La secretaria de Estado norteamericana, Hillary Clinton, se sentó junto al presidente palestino, Mahmud Abbas, y el primer ministro israelí, Benjamin Netanyahu, para discutir la disputa más inmediata entre las partes: la expiración de una veda de nuevas construcciones en las colonias judías en tierras palestinas.
Clinton reiteró ayer el llamado a Israel del presidente estadounidense, Barack Obama, a prorrogar la moratoria parcial a la construcción en las colonias de Cisjordania, que expira el 26 de septiembre, pero también dijo que será necesario un esfuerzo de ambas partes para resolver las diferencias.
Abbas amenazó varias veces con abandonar las negociaciones de paz, retomadas hace diez días tras un estancamiento de 20 meses, si se reanudan las construcciones, lo que proyecta una sombría perspectiva sobre la reunión en el balneario egipcio de Sharm el-Sheikh.
Netanyahu no dijo qué decisión tomará sobre la moratoria, pero la prensa israelí afirma que el gobierno planea dejar que expire pero restringiendo al mismo tiempo nuevas construcciones, para evitar una disputa con la Casa Blanca.
Antes de sentarse junto a Abbas y Netanyahu, Clinton se reunió con el presidente de Egipto, Hosni Mubarak, cuyo país es visto como uno de los promotores indispensables de cualquier acuerdo árabe-israelí.

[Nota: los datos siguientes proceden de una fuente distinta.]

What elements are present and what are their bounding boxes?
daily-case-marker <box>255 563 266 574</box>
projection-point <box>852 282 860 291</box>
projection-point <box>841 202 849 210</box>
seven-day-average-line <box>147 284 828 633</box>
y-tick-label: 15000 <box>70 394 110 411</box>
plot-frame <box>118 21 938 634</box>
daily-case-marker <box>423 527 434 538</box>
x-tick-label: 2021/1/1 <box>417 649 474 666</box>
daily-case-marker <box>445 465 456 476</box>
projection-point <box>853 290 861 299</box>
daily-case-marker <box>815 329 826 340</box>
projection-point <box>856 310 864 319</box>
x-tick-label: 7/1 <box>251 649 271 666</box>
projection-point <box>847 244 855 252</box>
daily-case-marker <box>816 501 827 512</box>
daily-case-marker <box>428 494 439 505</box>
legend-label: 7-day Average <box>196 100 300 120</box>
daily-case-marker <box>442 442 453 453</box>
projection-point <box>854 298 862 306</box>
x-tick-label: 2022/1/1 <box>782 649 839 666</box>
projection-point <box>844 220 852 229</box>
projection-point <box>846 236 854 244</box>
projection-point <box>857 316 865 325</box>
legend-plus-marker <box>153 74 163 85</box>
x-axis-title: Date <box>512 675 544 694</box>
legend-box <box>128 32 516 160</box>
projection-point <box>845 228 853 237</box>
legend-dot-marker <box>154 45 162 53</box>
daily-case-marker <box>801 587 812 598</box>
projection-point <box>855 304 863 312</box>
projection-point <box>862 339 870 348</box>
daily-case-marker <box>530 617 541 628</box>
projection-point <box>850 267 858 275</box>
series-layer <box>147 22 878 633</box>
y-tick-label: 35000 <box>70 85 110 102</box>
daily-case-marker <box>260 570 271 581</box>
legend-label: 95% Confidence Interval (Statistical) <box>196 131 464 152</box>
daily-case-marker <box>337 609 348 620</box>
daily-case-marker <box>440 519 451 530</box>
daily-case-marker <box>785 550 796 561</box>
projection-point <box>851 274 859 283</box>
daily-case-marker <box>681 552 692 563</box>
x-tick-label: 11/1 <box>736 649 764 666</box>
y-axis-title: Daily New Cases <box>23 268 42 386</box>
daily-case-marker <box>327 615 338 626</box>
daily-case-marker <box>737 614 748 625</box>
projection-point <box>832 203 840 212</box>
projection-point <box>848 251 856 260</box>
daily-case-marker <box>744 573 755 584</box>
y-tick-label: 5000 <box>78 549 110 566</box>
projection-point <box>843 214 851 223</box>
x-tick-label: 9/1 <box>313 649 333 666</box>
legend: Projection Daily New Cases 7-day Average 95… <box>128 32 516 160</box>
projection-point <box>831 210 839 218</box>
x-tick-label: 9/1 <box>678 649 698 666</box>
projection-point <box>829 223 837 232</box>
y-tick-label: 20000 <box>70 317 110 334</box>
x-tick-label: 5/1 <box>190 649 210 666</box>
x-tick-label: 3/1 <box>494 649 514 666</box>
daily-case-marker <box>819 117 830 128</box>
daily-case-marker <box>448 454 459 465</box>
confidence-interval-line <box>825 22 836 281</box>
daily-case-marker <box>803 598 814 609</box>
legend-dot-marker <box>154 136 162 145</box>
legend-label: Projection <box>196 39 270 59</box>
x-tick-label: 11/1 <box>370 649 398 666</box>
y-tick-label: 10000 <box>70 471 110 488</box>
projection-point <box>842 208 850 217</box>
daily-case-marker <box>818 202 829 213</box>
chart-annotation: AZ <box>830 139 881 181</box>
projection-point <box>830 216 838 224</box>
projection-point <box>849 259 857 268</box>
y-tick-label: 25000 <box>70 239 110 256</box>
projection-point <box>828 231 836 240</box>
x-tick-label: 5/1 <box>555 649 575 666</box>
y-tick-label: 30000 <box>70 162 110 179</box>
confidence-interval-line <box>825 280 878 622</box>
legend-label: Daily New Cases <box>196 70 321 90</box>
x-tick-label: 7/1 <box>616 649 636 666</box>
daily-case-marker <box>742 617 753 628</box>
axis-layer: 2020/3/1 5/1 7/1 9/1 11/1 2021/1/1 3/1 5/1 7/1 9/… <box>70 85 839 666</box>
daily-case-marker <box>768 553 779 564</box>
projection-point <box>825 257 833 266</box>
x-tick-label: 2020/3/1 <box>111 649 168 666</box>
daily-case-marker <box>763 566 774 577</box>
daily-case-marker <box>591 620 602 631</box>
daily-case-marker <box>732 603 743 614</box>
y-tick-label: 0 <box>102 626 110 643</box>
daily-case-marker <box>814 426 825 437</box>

El canciller egipcio, Ahmed Abul Gheit, advirtió que "Israel debe congelar la construcción de asentamientos y evitar el intento de ganar tiempo".
En tanto, la secretaria de Estado norteamericana se reunirá el jueves con el rey jordano Abdalá II para hablar de las negociaciones directas entre israelíes y palestinos. "El Rey y la secretaria de Estado mantendrán un almuerzo de trabajo centrado en los medios para lograr la paz".
El conflicto esta basado en una serie de disputas territoriales en donde los palestinos quieren que su Estado abarque Cisjordania y la Franja de Gaza y tenga a Jerusalén este como capital, todos territorios capturados por Israel en una guerra en 1967.
Israel se retiró de Gaza en 2005 y dice estar dispuesto a discutir el tema de los asentamientos cisjordanos, pero Netanyahu ya descartó ceder Jerusalén este, el sector de mayoría árabe de la ciudad sagrada, y lo dejó explícitamente afuera de la moratoria.